Reform the generous NICs treatment of employer pension contributions
Employer contributions to pensions are not subject to employer or employee National Insurance contributions (NICs). These subsidies to saving are generous, opaque and poorly targeted, and could be sensibly reformed – though Labour’s manifesto pledge not to increase NICs might make that difficult.

Different ways forward are required for employer and employee NICs. It would be sensible to move towards levying employer NICs on employer pension contributions. If levied at the full rate (13.8%), this would raise around £17 billion per year. We estimate that £14 billion of this rise relates to contributions for new pension accrual (as opposed to contributions plugging deficits in defined benefit schemes), with around £6 billion of that £14 billion coming from contributions made to pensions held by the top 10% of earners.

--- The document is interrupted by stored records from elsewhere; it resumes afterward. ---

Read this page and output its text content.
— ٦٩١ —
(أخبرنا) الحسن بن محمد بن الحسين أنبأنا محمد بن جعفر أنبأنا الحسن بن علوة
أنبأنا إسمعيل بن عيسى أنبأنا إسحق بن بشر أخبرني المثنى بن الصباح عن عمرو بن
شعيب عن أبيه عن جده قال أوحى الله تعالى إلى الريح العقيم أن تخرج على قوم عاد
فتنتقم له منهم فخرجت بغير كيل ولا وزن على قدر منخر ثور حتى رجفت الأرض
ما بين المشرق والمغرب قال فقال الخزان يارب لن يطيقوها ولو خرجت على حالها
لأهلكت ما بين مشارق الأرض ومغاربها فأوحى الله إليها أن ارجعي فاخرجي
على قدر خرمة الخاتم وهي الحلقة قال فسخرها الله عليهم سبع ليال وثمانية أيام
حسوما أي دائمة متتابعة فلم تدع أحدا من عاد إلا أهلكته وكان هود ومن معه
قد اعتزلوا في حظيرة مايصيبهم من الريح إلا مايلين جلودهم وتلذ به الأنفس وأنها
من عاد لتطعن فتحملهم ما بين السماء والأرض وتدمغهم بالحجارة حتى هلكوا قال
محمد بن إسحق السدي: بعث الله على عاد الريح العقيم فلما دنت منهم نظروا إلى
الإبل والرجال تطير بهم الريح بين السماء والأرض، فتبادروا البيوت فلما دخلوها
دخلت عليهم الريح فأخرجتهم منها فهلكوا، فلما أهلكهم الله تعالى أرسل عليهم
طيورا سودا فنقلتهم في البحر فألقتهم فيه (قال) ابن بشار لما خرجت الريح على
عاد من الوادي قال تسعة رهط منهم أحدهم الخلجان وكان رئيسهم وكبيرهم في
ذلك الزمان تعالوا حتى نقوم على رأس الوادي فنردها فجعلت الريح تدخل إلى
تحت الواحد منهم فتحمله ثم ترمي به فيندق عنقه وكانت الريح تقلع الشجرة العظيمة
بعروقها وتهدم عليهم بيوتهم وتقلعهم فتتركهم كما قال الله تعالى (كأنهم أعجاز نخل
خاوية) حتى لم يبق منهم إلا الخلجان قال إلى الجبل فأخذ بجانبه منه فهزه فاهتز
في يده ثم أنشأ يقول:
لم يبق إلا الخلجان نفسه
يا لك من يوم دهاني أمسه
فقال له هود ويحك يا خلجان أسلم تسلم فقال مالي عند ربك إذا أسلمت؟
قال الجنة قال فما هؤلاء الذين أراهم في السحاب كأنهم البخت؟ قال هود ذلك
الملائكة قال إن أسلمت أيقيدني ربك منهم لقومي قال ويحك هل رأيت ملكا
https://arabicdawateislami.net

A ‘big-bang’ change that completely eliminated this subsidy would risk a large decline in contributions to pensions. A more cautious approach could be taken where employer NICs are levied on employer pension contributions while a subsidy to employer contributions is introduced at a lower rate. For example, levying employer NICs (at the rate of 13.8%) alongside a new subsidy for employer pension contributions of 10% would mean a tax rise of around £4½ billion per year.

In the case of employee NICs, there is a good case for moving towards a system with up-front relief for employee, as well as employer, pension contributions. In return, employee NICs would be levied on private pension income. In the long term, such a change could raise substantial revenues (if pension funds’ investment returns are strong) and re-target financial incentives to save away from the top tenth of earners and towards those in the middle of the distribution. The transition to such a system would need to be carefully considered. If relief from employee NICs were given immediately for all new employee pension contributions, the annual cost would be around £2–3 billion. This initial outlay would be less than the £4½ billion that would be raised by replacing the existing employer NICs subsidy on employer pension contributions with a flat 10% subsidy. In addition, each percentage point of NICs levied on private pension income would raise around £¾ billion currently; but immediately charging full employee NICs on private pension income might be seen as unfair because current pensioners may have paid employee NICs on their employee contributions (implying some paying employee NICs twice) and many might have saved in the expectation that they would not face this tax in retirement. There is no perfect solution here, but one way forward might be to phase in NICs on pension income by date of birth, with later-born cohorts (more of whose pension contributions would have received NICs relief) paying higher rates of NICs on their pension income.

Stability is valuable
There are sensible reforms to the taxation of pensions which could refocus the support for pension saving towards those more at risk of undersaving. A package of reforms along the lines set out above could be designed in such a way as to raise revenue while ensuring that the bottom eight deciles of earners gain on average (in the long run) – and see their incentives to save in a pension strengthened. Comprehensive reform is preferable to reintroducing a lifetime limit on tax-privileged pension wealth (a change which Labour had pledged to make but dropped during the election campaign). There would be political choices to be made about how quickly to phase in some reforms.

Constant tinkering with pensions taxation is not welcome, though. Whatever package of reforms is pursued at the Budget, it is important to set out a clear and coherent direction of travel for pensions policy and, as far as possible, provide a predictable environment for savers. As the government undertakes its promised review of the pensions system, it should articulate how it sees tax fitting into an overall plan for state and private pensions.